I cursed my ignorance of the challenges I would find on the ground, and all that I could think about was going home.
As the weeks passed, I was quickly getting nowhere and I became incredibly discouraged and miserable. I cursed my ignorance of the challenges I would find on the ground, and all that I could think about was going home. It was around this time that Nabaya took me to his family’s village on top of the foothills surrounding neighboring Mt. Elgon. The trip turned out to be exactly what I needed to pull me out of my funk. After a harrowing journey up ridiculously steep slopes, we had lunch in his childhood home. He told me stories of when he was a little boy during the time of Idi Amin. He had to carry tens of kilograms of coffee on his head over the mountains to sell in Kenya across the border. It would take days of walking on dangerous footpaths barefoot and in all sorts of weather — when he was only 10 years old! And yet, he speaks about it like it was nothing.
That conversation set the tone for the rest of my time in the field. I paid less attention to my own difficulties and more to the way in which villagers around me faced everyday hardships. A muddy road might be discouraging, but it never stopped the locals from carrying their produce to market, wearing no shoes, but smiling widely. Even though they had to deal with drought, disease, poverty, or worse on a daily basis, they pushed through their work undeterred. I remember one of the farmers I interviewed in particular. The woman, a single mother of four, successfully ran the entire farm, property, and family on her own after her husband died five years ago. I wondered how people like her were able to persist through such difficult obstacles every day and came to suspect that it had to do with expectations.
Instead of blaming those around me, I tried to do my best to take things in stride.

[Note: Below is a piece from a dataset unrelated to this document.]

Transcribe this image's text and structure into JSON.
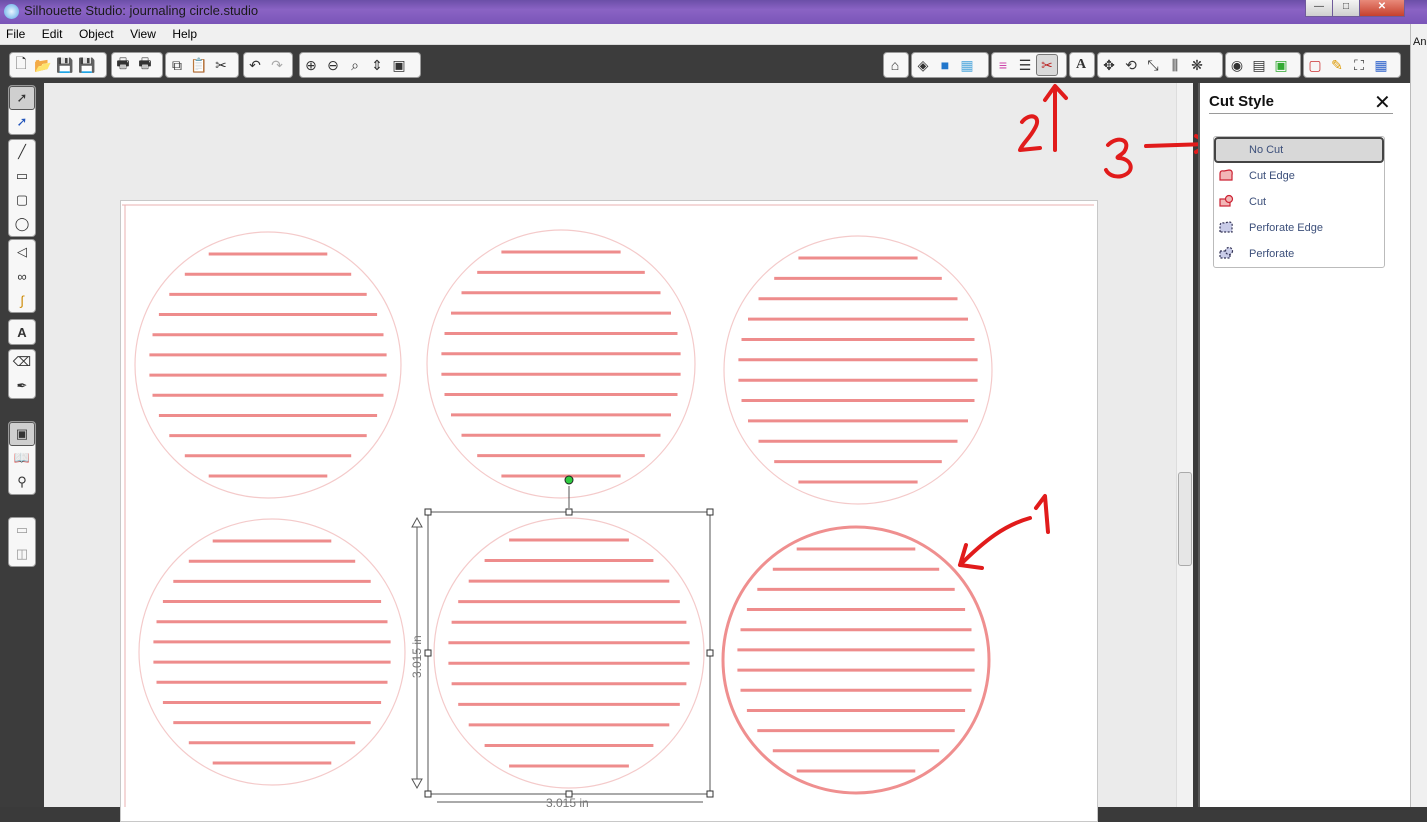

Inspired by this notion, I decided to take a much more laid-back approach to these challenges. It was simply the nature of the beast that unexpected problems would pop up. Instead of blaming those around me, I tried to do my best to take things in stride.
The fact is, I had brought the darkness to Africa myself. I was far too quick to blame the farmers, the environment, and the Ugandan culture for my difficulties. The real culprit of my frustration was how my unrealistic expectations negatively affected my reactions. I now understand that development projects go awry when workers don’t respond to the conditions on the ground. At least in my case, things did not go quite that badly. I managed to obtain 94 out of my original goal of 100 surveys — enough to be able to analyze the data in the hopes of future publication. But, beyond the results, I have learned that an intimate knowledge of the local culture and environment are the most important things in development work. It seems that sometimes the worst experiences make for the best lessons.